The string colorizer is slow (but apparently only the first time it runs, for some reason?), printing can be slow, who knows what else the framework is doing, etc., so manually inserting Stop()s exactly where we want the timings to stop is the most reliable way to handle this. I like the elegance of the disposable solution, but my goal here is to measure the actual algorithm, not anything else.
A slightly restructuring would make it so I don't have to do this; if main.cs was receiving a string from Part1 and Part2 instead of having each day individually print its own results, we could scope timings to exclude any console writing. But whatever.
I also went ahead and made 17 only run once since I was using the same result to answer part 1 and 2. I've since discovered that part 1 is far simpler and can be found without solving the entire problem space, but whatever.

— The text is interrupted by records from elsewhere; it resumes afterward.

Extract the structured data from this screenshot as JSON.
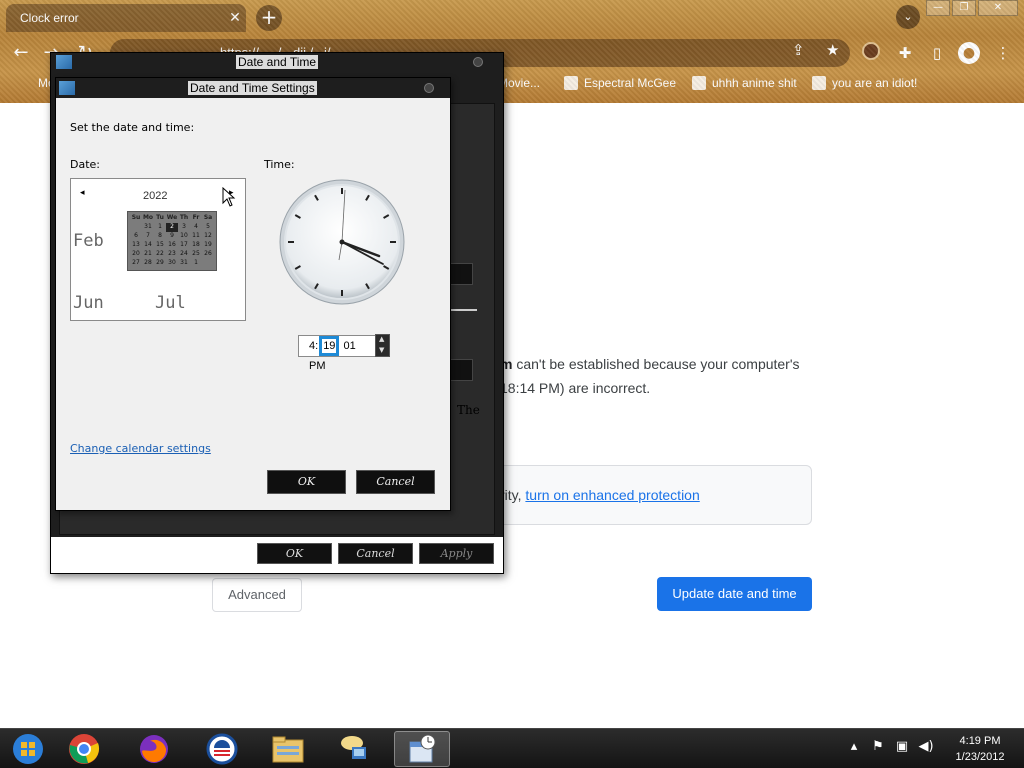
{
  "browser": {
    "tab_title": "Clock error",
    "tab_close": "✕",
    "new_tab": "+",
    "address": "https://... ·/ · dii /...i/",
    "window_buttons": [
      "—",
      "❐",
      "✕"
    ],
    "bookmarks": [
      {
        "label": "Mc",
        "icon": "folder-icon"
      },
      {
        "label": "Movie...",
        "icon": "bookmark-icon"
      },
      {
        "label": "Espectral McGee",
        "icon": "bookmark-icon"
      },
      {
        "label": "uhhh anime shit",
        "icon": "bookmark-icon"
      },
      {
        "label": "you are an idiot!",
        "icon": "flag-uk-icon"
      }
    ]
  },
  "page": {
    "error_line1_bold": "m",
    "error_line1_rest": " can't be established because your computer's",
    "error_line2": "18:14 PM) are incorrect.",
    "protect_prefix": "rity, ",
    "protect_link": "turn on enhanced protection",
    "advanced_label": "Advanced",
    "update_label": "Update date and time"
  },
  "outer_dialog": {
    "title": "Date and Time",
    "side_text": "The",
    "buttons": {
      "ok": "OK",
      "cancel": "Cancel",
      "apply": "Apply"
    }
  },
  "settings_dialog": {
    "title": "Date and Time Settings",
    "instruction": "Set the date and time:",
    "date_label": "Date:",
    "time_label": "Time:",
    "calendar": {
      "year": "2022",
      "prev": "◂",
      "next": "▸",
      "month_left": "Feb",
      "month_bottom_left": "Jun",
      "month_bottom_right": "Jul",
      "headers": [
        "Su",
        "Mo",
        "Tu",
        "We",
        "Th",
        "Fr",
        "Sa"
      ],
      "days": [
        "",
        "31",
        "1",
        "2",
        "3",
        "4",
        "5",
        "6",
        "7",
        "8",
        "9",
        "10",
        "11",
        "12",
        "13",
        "14",
        "15",
        "16",
        "17",
        "18",
        "19",
        "20",
        "21",
        "22",
        "23",
        "24",
        "25",
        "26",
        "27",
        "28",
        "29",
        "30",
        "31",
        "1",
        ""
      ],
      "selected_day": "1"
    },
    "time": {
      "before": "4:",
      "highlight": "19",
      "after": " 01 PM"
    },
    "change_link": "Change calendar settings",
    "ok": "OK",
    "cancel": "Cancel"
  },
  "taskbar": {
    "apps": [
      "start-orb-icon",
      "chrome-icon",
      "firefox-icon",
      "obama-logo-icon",
      "file-explorer-icon",
      "network-icon",
      "calendar-clock-icon"
    ],
    "tray_icons": [
      "chevron-up-icon",
      "flag-icon",
      "network-tray-icon",
      "volume-icon"
    ],
    "time": "4:19 PM",
    "date": "1/23/2012"
  }
}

This is a small low-hanging fruit pass. I was really just curious where the time was going since I didn't feel like the algorithm was actually expensive. Turns out it's not, really...the larger cost is setting up the frequencies and pairs collections, and computing min/max was 9x more expensive than it needed to be (I was expecting 2x since I was iterating over the collection twice, but 9x is...unreasonable, so I just unrolled it myself). It also turns out that MinBy() is marginally slower than Min() with no gain (for this use case), so that was an easy win on the brute force solution.